Write about what you know. A young writer often hears the advice. Colum McCann turns the thought on its side, if not upside down. The author most recently of TransAtlantic, plus the much-praised Let the Great World Spin, four other novels and two sets of short stories, spoke at the Akron-Summit County Public Library on Wednesday evening. He said he finds more satisfaction in writing about what you need to know, or want to know.
McCann, born in Ireland and now living in New York City, needled that those who write about themselves may have a good novel and a half in them. He prefers to pursue “the other.” He didn’t know much about Frederick Douglass visiting Ireland in 1845, or Jack Alcock and Teddy Brown becoming the first to fly nonstop across the Atlantic. He does know the Irish story and the conflict that preceded the peace process in Northern Ireland. Yet he lacked a strong grasp of George Mitchell, the former federal judge and U.S. senator who orchestrated the peace agreement.
All three stories come together in TransAtlantic, McCann again working along the line between fiction and nonfiction, the attention to detail indicative of his passion for learning. He noted at one point in his talk the idea from James Joyce about the novelist recreating life out of life. McCann described himself as something of an “adventurer,” most excited about investigating different worlds.
Part of his admiration for George Mitchell stems from how he listened so patiently to the adversaries in Northern Ireland. Mitchell made discoveries. That capacity reflects what McCann said he admires about the public library, where he plunges into the new, calling it that “essential place,” where “we practice democracy.” Libraries house our stories. It is where we can go to learn and, ideally, to become better informed in our decision-making.
And that education involves more than accumulating knowledge. McCann touched just for a moment on politics yet he did enough to identify what troubles the realm: a “failure of empathy.” Learn about others, and you begin to see things from different and enriching perspectives.

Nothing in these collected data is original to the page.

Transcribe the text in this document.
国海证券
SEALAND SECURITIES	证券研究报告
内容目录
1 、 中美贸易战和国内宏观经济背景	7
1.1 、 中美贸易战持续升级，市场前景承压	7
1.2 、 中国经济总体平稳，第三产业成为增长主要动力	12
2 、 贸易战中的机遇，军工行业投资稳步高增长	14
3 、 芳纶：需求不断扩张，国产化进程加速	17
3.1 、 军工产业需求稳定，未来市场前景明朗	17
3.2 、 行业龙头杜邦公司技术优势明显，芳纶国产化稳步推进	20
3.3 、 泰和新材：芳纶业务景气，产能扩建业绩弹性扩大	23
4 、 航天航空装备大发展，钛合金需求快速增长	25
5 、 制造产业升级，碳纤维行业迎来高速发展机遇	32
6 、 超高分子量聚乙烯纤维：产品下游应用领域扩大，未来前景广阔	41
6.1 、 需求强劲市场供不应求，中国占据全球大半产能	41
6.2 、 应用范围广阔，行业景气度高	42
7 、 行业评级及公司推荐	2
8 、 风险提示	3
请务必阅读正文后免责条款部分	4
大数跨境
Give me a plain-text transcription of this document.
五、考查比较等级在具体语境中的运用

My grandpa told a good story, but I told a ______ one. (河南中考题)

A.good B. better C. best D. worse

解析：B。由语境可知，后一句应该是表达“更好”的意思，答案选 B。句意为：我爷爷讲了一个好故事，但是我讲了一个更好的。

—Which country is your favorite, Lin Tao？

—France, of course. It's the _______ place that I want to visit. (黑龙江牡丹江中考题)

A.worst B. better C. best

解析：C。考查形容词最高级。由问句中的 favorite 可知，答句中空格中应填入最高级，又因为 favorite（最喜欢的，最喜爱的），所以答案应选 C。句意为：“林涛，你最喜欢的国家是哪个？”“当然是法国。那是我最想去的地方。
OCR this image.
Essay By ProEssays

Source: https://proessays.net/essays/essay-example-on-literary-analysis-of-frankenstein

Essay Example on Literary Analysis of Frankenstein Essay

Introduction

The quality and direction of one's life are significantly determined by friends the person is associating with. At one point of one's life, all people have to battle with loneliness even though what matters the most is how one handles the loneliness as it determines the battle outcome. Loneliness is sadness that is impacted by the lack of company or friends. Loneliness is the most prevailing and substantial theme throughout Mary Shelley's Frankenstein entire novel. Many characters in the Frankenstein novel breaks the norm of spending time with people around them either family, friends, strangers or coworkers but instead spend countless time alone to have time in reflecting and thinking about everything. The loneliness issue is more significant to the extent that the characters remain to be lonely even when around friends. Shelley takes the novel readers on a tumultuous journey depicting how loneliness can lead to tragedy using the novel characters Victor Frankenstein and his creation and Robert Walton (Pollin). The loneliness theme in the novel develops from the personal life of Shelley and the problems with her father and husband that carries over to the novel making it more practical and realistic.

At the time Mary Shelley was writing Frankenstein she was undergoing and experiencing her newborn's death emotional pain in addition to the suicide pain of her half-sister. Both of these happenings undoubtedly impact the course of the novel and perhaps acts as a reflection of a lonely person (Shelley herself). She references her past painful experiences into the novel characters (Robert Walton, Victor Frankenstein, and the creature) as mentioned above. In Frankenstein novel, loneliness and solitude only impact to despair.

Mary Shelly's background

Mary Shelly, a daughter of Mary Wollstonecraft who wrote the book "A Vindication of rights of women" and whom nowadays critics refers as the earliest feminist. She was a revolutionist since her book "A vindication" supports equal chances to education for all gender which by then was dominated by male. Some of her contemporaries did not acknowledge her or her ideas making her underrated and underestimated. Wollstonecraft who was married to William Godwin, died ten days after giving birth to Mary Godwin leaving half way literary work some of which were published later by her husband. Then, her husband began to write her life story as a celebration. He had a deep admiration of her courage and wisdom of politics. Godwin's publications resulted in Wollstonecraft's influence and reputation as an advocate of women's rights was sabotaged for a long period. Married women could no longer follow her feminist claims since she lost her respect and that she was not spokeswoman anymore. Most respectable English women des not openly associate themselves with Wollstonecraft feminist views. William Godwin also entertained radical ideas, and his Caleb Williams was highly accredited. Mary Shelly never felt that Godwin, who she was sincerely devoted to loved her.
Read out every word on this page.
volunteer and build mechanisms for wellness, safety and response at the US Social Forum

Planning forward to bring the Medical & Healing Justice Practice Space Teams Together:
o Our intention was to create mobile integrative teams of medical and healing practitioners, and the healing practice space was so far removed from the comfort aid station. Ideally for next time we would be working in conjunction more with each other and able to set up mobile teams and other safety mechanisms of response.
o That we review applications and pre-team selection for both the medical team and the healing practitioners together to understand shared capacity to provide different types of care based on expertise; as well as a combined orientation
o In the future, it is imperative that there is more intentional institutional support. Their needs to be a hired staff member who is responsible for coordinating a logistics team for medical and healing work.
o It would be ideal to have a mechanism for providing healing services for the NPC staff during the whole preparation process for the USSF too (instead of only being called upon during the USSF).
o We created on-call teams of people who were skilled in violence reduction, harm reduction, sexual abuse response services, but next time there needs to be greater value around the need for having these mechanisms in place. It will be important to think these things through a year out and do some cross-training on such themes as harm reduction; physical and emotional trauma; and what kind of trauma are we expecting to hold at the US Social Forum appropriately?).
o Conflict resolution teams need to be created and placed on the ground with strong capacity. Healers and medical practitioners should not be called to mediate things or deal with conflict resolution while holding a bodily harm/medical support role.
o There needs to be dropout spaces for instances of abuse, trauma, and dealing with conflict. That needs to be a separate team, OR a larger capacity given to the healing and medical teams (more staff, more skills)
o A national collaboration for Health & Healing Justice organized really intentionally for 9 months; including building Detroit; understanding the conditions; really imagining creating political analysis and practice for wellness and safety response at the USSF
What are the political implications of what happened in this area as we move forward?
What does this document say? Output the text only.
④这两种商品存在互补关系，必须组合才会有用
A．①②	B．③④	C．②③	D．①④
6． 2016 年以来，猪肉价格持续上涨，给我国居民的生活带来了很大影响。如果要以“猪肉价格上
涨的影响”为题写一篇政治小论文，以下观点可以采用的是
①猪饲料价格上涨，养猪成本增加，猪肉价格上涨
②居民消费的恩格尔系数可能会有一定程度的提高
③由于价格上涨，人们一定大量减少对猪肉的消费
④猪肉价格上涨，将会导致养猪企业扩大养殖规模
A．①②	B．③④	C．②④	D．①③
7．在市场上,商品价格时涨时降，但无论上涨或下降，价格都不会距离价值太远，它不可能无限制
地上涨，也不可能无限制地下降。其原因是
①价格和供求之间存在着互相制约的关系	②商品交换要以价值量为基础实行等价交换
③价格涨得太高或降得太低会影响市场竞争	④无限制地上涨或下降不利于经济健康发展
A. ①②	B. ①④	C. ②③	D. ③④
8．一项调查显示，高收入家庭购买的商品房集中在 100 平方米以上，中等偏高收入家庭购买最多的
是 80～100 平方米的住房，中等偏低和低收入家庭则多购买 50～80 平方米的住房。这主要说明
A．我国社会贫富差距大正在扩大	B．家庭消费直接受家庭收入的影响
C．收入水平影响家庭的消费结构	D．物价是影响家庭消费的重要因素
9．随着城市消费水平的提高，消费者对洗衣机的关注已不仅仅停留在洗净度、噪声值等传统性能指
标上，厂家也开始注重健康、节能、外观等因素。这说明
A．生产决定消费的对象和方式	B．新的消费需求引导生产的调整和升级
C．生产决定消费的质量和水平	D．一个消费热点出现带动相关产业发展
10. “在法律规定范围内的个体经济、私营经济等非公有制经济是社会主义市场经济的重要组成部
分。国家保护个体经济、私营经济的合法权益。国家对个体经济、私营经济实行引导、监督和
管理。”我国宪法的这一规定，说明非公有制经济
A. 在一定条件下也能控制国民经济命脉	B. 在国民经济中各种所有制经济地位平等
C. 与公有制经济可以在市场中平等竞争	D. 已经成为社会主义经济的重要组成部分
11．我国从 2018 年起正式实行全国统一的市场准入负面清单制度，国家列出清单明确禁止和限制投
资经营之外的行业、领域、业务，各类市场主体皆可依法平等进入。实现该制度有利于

McCann and a group of fellow writers have launched an organization called Narrative4 (narrative4.com). It seeks “fearless hope through radical empathy.” It brings students together from across the globe, from Chicago’s South Side to battered Kabul, from Dublin to Mexico City, for the purpose of listening to each other’s stories, identifying and understanding, young people stepping outside themselves to negotiate their own lives, finding what they need to know, what they want to know.